Axon Server load balancing

turnerjasonuk · June 30, 2022, 12:00pm

I found somewhere a comment that Axon Server provides some load balancing support/capabilities, but I am unable to find anything detailed in the documentation. I assume I am looking in the wrong place - could someone please give me some links?

I am looking at using Axon Server and Axon Framework along with Kafka as an inter-service message bus, with high throughput for some channels and services - so this is an area of definite interest to me. I am currently using Kafka Streams and this is handy in being able to manage scaling out of processors against well partitioned topics - however Kafka & Kafka Streams are not a good match for event sourcing - so I would like to use Axon possibly but need to see what level of support vs dev work there would be for us around managing scale out.

Gerard · July 1, 2022, 8:21am

Hi Jason,

I have used Kafka before at several clients so I know I thing or two about it. One of the create things about Kafka is that it’s pretty dumb, and therefore good at scaling. It’s up to the clients to send messages to the correct broker instance. For consuming messages there is some help with consumer groups, and offset management, making it possible to easily scale out consuming applications.

The message routing of Axon server is a bit smarter. For example it will send commands for the same aggregate to the same instance, as part to handle concurrent commands in a proper way.

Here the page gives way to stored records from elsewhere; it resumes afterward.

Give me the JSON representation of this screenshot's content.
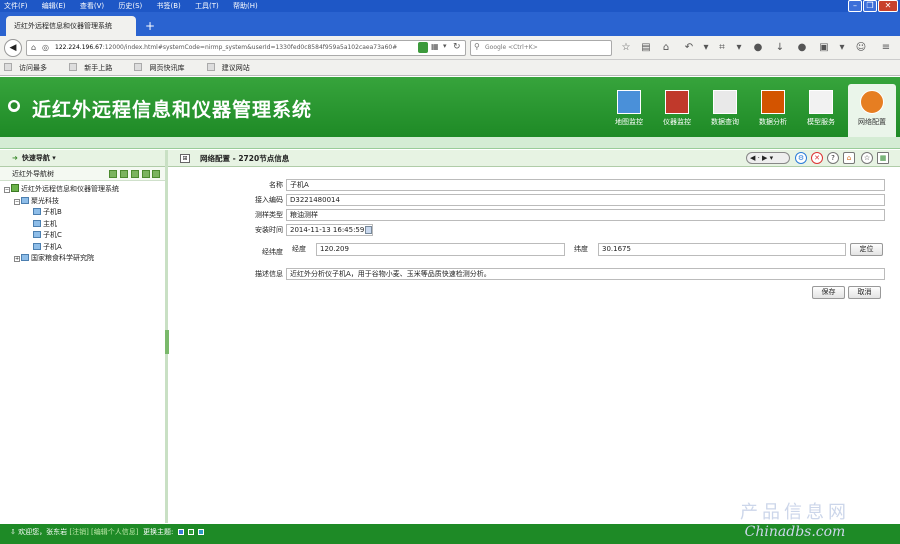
{
  "browser": {
    "menu": [
      "文件(F)",
      "编辑(E)",
      "查看(V)",
      "历史(S)",
      "书签(B)",
      "工具(T)",
      "帮助(H)"
    ],
    "tab_title": "近红外远程信息和仪器管理系统",
    "new_tab": "+",
    "url_host": "122.224.196.67",
    "url_rest": ":12000/index.html#systemCode=nirmp_system&userId=1330fed0c8584f959a5a102caea73a60#",
    "search_placeholder": "Google <Ctrl+K>",
    "bookmarks": [
      "访问最多",
      "新手上路",
      "网页快讯库",
      "建议网站"
    ]
  },
  "app": {
    "title": "近红外远程信息和仪器管理系统",
    "modules": [
      "地图监控",
      "仪器监控",
      "数据查询",
      "数据分析",
      "模型服务",
      "网络配置"
    ],
    "active_module": "网络配置"
  },
  "left": {
    "header": "快速导航",
    "subheader": "近红外导航树",
    "tree": [
      {
        "label": "近红外远程信息和仪器管理系统",
        "level": 0,
        "kind": "root"
      },
      {
        "label": "聚光科技",
        "level": 1,
        "kind": "org"
      },
      {
        "label": "子机B",
        "level": 2,
        "kind": "node"
      },
      {
        "label": "主机",
        "level": 2,
        "kind": "node"
      },
      {
        "label": "子机C",
        "level": 2,
        "kind": "node"
      },
      {
        "label": "子机A",
        "level": 2,
        "kind": "node"
      },
      {
        "label": "国家粮食科学研究院",
        "level": 1,
        "kind": "org"
      }
    ]
  },
  "main": {
    "header": "网络配置 - 2720节点信息",
    "form": {
      "name_label": "名称",
      "name_value": "子机A",
      "code_label": "接入编码",
      "code_value": "D3221480014",
      "type_label": "测样类型",
      "type_value": "粮油测样",
      "time_label": "安装时间",
      "time_value": "2014-11-13 16:45:59",
      "lnglat_label": "经纬度",
      "lng_label": "经度",
      "lng_value": "120.209",
      "lat_label": "纬度",
      "lat_value": "30.1675",
      "locate_button": "定位",
      "desc_label": "描述信息",
      "desc_value": "近红外分析仪子机A，用于谷物小麦、玉米等品质快速检测分析。",
      "save_button": "保存",
      "cancel_button": "取消"
    }
  },
  "footer": {
    "welcome": "欢迎您，张东岩",
    "logout": "[注销]",
    "edit_info": "[编辑个人信息]",
    "theme_label": "更换主题:",
    "theme_colors": [
      "#3a7bd5",
      "#2e9e3a",
      "#2d9bc2"
    ]
  },
  "watermark": {
    "line1": "产品信息网",
    "line2": "Chinadbs.com"
  }
}
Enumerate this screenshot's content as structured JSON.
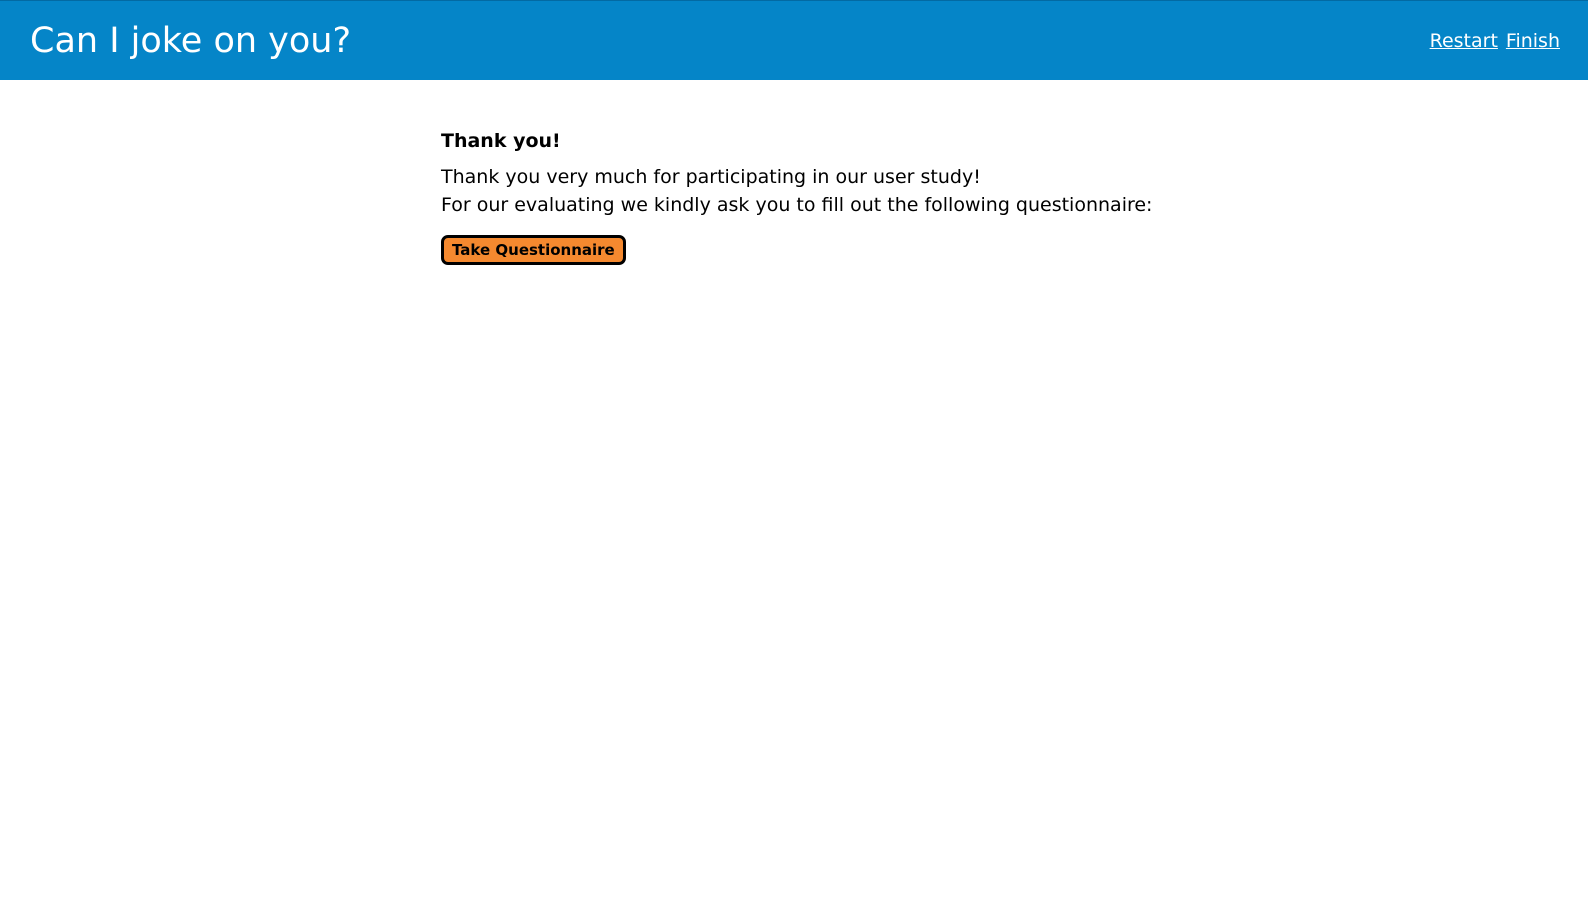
{
  "header": {
    "title": "Can I joke on you?",
    "nav": {
      "restart_label": "Restart",
      "finish_label": "Finish"
    },
    "color": "#0585c8"
  },
  "main": {
    "heading": "Thank you!",
    "message_lines": [
      "Thank you very much for participating in our user study!",
      "For our evaluating we kindly ask you to fill out the following questionnaire:"
    ],
    "questionnaire_button_label": "Take Questionnaire",
    "button_color": "#f5892f"
  }
}
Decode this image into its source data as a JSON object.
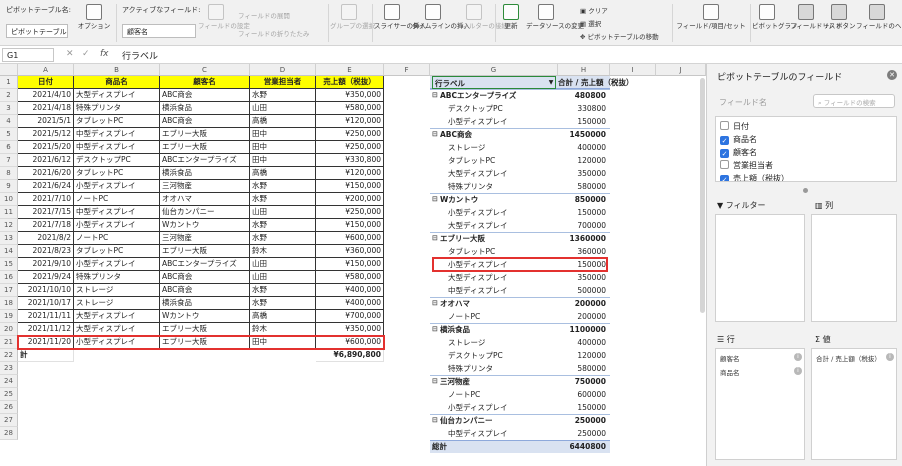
{
  "ribbon": {
    "pivot_name_label": "ピボットテーブル名:",
    "pivot_name_value": "ピボットテーブル",
    "options_label": "オプション",
    "active_field_label": "アクティブなフィールド:",
    "active_field_value": "顧客名",
    "field_settings_label": "フィールドの設定",
    "expand_field_label": "フィールドの展開",
    "collapse_field_label": "フィールドの折りたたみ",
    "group_selection_label": "グループの選択",
    "insert_slicer_label": "スライサーの挿入",
    "insert_timeline_label": "タイムラインの挿入",
    "filter_connections_label": "フィルターの接続",
    "refresh_label": "更新",
    "data_source_label": "データソースの変更",
    "clear_label": "クリア",
    "select_label": "選択",
    "move_pivot_label": "ピボットテーブルの移動",
    "fields_items_label": "フィールド/項目/セット",
    "pivot_chart_label": "ピボットグラフ",
    "field_list_label": "フィールドリスト",
    "buttons_label": "+/- ボタン",
    "field_headers_label": "フィールドのヘッダー"
  },
  "formula_bar": {
    "name_box": "G1",
    "fx": "fx",
    "value": "行ラベル"
  },
  "grid": {
    "columns": [
      "A",
      "B",
      "C",
      "D",
      "E",
      "F",
      "G",
      "H",
      "I",
      "J"
    ],
    "rows": [
      "1",
      "2",
      "3",
      "4",
      "5",
      "6",
      "7",
      "8",
      "9",
      "10",
      "11",
      "12",
      "13",
      "14",
      "15",
      "16",
      "17",
      "18",
      "19",
      "20",
      "21",
      "22",
      "23",
      "24",
      "25",
      "26",
      "27",
      "28"
    ],
    "headers": [
      "日付",
      "商品名",
      "顧客名",
      "営業担当者",
      "売上額（税抜）"
    ],
    "data": [
      [
        "2021/4/10",
        "大型ディスプレイ",
        "ABC商会",
        "水野",
        "¥350,000"
      ],
      [
        "2021/4/18",
        "特殊プリンタ",
        "横浜食品",
        "山田",
        "¥580,000"
      ],
      [
        "2021/5/1",
        "タブレットPC",
        "ABC商会",
        "高橋",
        "¥120,000"
      ],
      [
        "2021/5/12",
        "中型ディスプレイ",
        "エブリー大阪",
        "田中",
        "¥250,000"
      ],
      [
        "2021/5/20",
        "中型ディスプレイ",
        "エブリー大阪",
        "田中",
        "¥250,000"
      ],
      [
        "2021/6/12",
        "デスクトップPC",
        "ABCエンタープライズ",
        "田中",
        "¥330,800"
      ],
      [
        "2021/6/20",
        "タブレットPC",
        "横浜食品",
        "高橋",
        "¥120,000"
      ],
      [
        "2021/6/24",
        "小型ディスプレイ",
        "三河物産",
        "水野",
        "¥150,000"
      ],
      [
        "2021/7/10",
        "ノートPC",
        "オオハマ",
        "水野",
        "¥200,000"
      ],
      [
        "2021/7/15",
        "中型ディスプレイ",
        "仙台カンパニー",
        "山田",
        "¥250,000"
      ],
      [
        "2021/7/18",
        "小型ディスプレイ",
        "Wカントウ",
        "水野",
        "¥150,000"
      ],
      [
        "2021/8/2",
        "ノートPC",
        "三河物産",
        "水野",
        "¥600,000"
      ],
      [
        "2021/8/23",
        "タブレットPC",
        "エブリー大阪",
        "鈴木",
        "¥360,000"
      ],
      [
        "2021/9/10",
        "小型ディスプレイ",
        "ABCエンタープライズ",
        "山田",
        "¥150,000"
      ],
      [
        "2021/9/24",
        "特殊プリンタ",
        "ABC商会",
        "山田",
        "¥580,000"
      ],
      [
        "2021/10/10",
        "ストレージ",
        "ABC商会",
        "水野",
        "¥400,000"
      ],
      [
        "2021/10/17",
        "ストレージ",
        "横浜食品",
        "水野",
        "¥400,000"
      ],
      [
        "2021/11/11",
        "大型ディスプレイ",
        "Wカントウ",
        "高橋",
        "¥700,000"
      ],
      [
        "2021/11/12",
        "大型ディスプレイ",
        "エブリー大阪",
        "鈴木",
        "¥350,000"
      ],
      [
        "2021/11/20",
        "小型ディスプレイ",
        "エブリー大阪",
        "田中",
        "¥600,000"
      ]
    ],
    "total_label": "計",
    "total_value": "¥6,890,800"
  },
  "pivot": {
    "row_label_header": "行ラベル",
    "sum_header": "合計 / 売上額（税抜）",
    "rows": [
      {
        "label": "ABCエンタープライズ",
        "value": "480800",
        "group": true
      },
      {
        "label": "デスクトップPC",
        "value": "330800",
        "group": false
      },
      {
        "label": "小型ディスプレイ",
        "value": "150000",
        "group": false
      },
      {
        "label": "ABC商会",
        "value": "1450000",
        "group": true
      },
      {
        "label": "ストレージ",
        "value": "400000",
        "group": false
      },
      {
        "label": "タブレットPC",
        "value": "120000",
        "group": false
      },
      {
        "label": "大型ディスプレイ",
        "value": "350000",
        "group": false
      },
      {
        "label": "特殊プリンタ",
        "value": "580000",
        "group": false
      },
      {
        "label": "Wカントウ",
        "value": "850000",
        "group": true
      },
      {
        "label": "小型ディスプレイ",
        "value": "150000",
        "group": false
      },
      {
        "label": "大型ディスプレイ",
        "value": "700000",
        "group": false
      },
      {
        "label": "エブリー大阪",
        "value": "1360000",
        "group": true
      },
      {
        "label": "タブレットPC",
        "value": "360000",
        "group": false
      },
      {
        "label": "小型ディスプレイ",
        "value": "150000",
        "group": false
      },
      {
        "label": "大型ディスプレイ",
        "value": "350000",
        "group": false
      },
      {
        "label": "中型ディスプレイ",
        "value": "500000",
        "group": false
      },
      {
        "label": "オオハマ",
        "value": "200000",
        "group": true
      },
      {
        "label": "ノートPC",
        "value": "200000",
        "group": false
      },
      {
        "label": "横浜食品",
        "value": "1100000",
        "group": true
      },
      {
        "label": "ストレージ",
        "value": "400000",
        "group": false
      },
      {
        "label": "デスクトップPC",
        "value": "120000",
        "group": false
      },
      {
        "label": "特殊プリンタ",
        "value": "580000",
        "group": false
      },
      {
        "label": "三河物産",
        "value": "750000",
        "group": true
      },
      {
        "label": "ノートPC",
        "value": "600000",
        "group": false
      },
      {
        "label": "小型ディスプレイ",
        "value": "150000",
        "group": false
      },
      {
        "label": "仙台カンパニー",
        "value": "250000",
        "group": true
      },
      {
        "label": "中型ディスプレイ",
        "value": "250000",
        "group": false
      }
    ],
    "total_label": "総計",
    "total_value": "6440800"
  },
  "panel": {
    "title": "ピボットテーブルのフィールド",
    "field_name_label": "フィールド名",
    "search_placeholder": "フィールドの検索",
    "fields": [
      {
        "label": "日付",
        "checked": false
      },
      {
        "label": "商品名",
        "checked": true
      },
      {
        "label": "顧客名",
        "checked": true
      },
      {
        "label": "営業担当者",
        "checked": false
      },
      {
        "label": "売上額（税抜）",
        "checked": true
      }
    ],
    "filter_label": "フィルター",
    "columns_label": "列",
    "rows_label": "行",
    "values_label": "値",
    "row_items": [
      "顧客名",
      "商品名"
    ],
    "value_items": [
      "合計 / 売上額（税抜）"
    ]
  },
  "colors": {
    "header_yellow": "#ffff00",
    "highlight_red": "#e3312f",
    "pivot_blue": "#d9e2f1",
    "checkbox_blue": "#2d74e0"
  }
}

It’s also a great help on the query side, where you can either get the fastest result back of several applications that can answer the query, or combine the result from several applications.

With the use of the Kafka extension it’s pretty easy to stream events from Axon server to Kafka, for example for other teams or applications to integrate with. For event sourcing Kafka is lacking a good way to prevent creating two events for the same aggregate from two instances which might create an invalid state when both are applied. There is also no way to efficiently rebuild an aggregate, as you can’t get messages by key. So you are right that Kafka is not a good match for event sourcing.

We have planned a piece specifically to compare message routing with Axon Server, I’m not sure when it would be done. In the mean time, feel free to ask any follow up questions.

turnerjasonuk · July 1, 2022, 10:36am

Thanks Gerard.

I am currently reading through docs - can I just ask you a few questions, I am sure they are covered but you will clearly be able to answer more quickly, or point me to the right info:

I should note by way of context that I my domain (finance) challenge (data integrity) demands both high volume and throughput (e.g. 1.5 bn short lived new entities a day) and strong consistency inside services (hence partitioning and caring about message order).

My commands (many of which will be transformed published events from other services) will be partitioned - what guarantees on message delivery and ordering are available for reading from a Kafka source topic partition and sending through to an aggregate in Axon and what is required to achieve?

Gerard · July 1, 2022, 11:48am

Currently the Kafka extension can only be used for events, so I don’t think that will help if you want to transform the events from Kafka to commands on the Axon side. You could read the events using the Kafka client, and process each batch async do have a decent throughput, while having at least once guarantee. There might be duplications, so the aggregate should be able to handle those, so you don’t create two events on the Axon side for the same mapped command. You could for example send the partition and offset with the command, and keep those in the aggregate. (If you are 100% sure event for the same aggregate you could do with only the offset, and you only need to keep the latest offset in the aggregate.)

I am confident this will fulfill the data integrity demand, but I’m not sure about the amount.

I could ask with people that do know, but I want to be sure I have the right question for them. Those 1.5 bn entities, are 1,5 * 10^9 entities? And for each entity there is one, or multiple commands? Also are they evenly spread throughout the day, or are there peak times the throughput is much higher? Is this the main thing the Axon cluster should handle, or is there lot of processing based on the events?

turnerjasonuk · July 1, 2022, 3:32pm

Yes - the data is around trades or transactions, and daily volumes keep going up - especially on bad days which is when the system is most needed.

So that is 1,500,000,000 per day. There are peaks during the day, so the peak rate is about 75,000,000 per hour.

They are normally active for a few days, although sometimes there may be a later correction - hence the 10 days and 200 days periods. TBH typically there are only a tiny handful of commands/events per entity. Similarly for other logic which is separate but related - so I have a number of services which will have that kind of volume for their particular data.

The actual processing is not complex there. The main complexity we have moved outside to stateless engines which do various integrity validation processing - those accept data and ultimately generate commands. The Axon part would be ensuring we have the correct state wrt validation once it has been done.

Gerard · July 4, 2022, 8:15am

It’s for a big part depending on the hardware, the most important part is what kind of storage is used. But also reading this it should certainly be possible. There is also some info in the pdf on how to optimize throughput.

I guess a good next step would be to build a poc, and do a bit of load testing with that. Please let us know if you run into any kind of problem.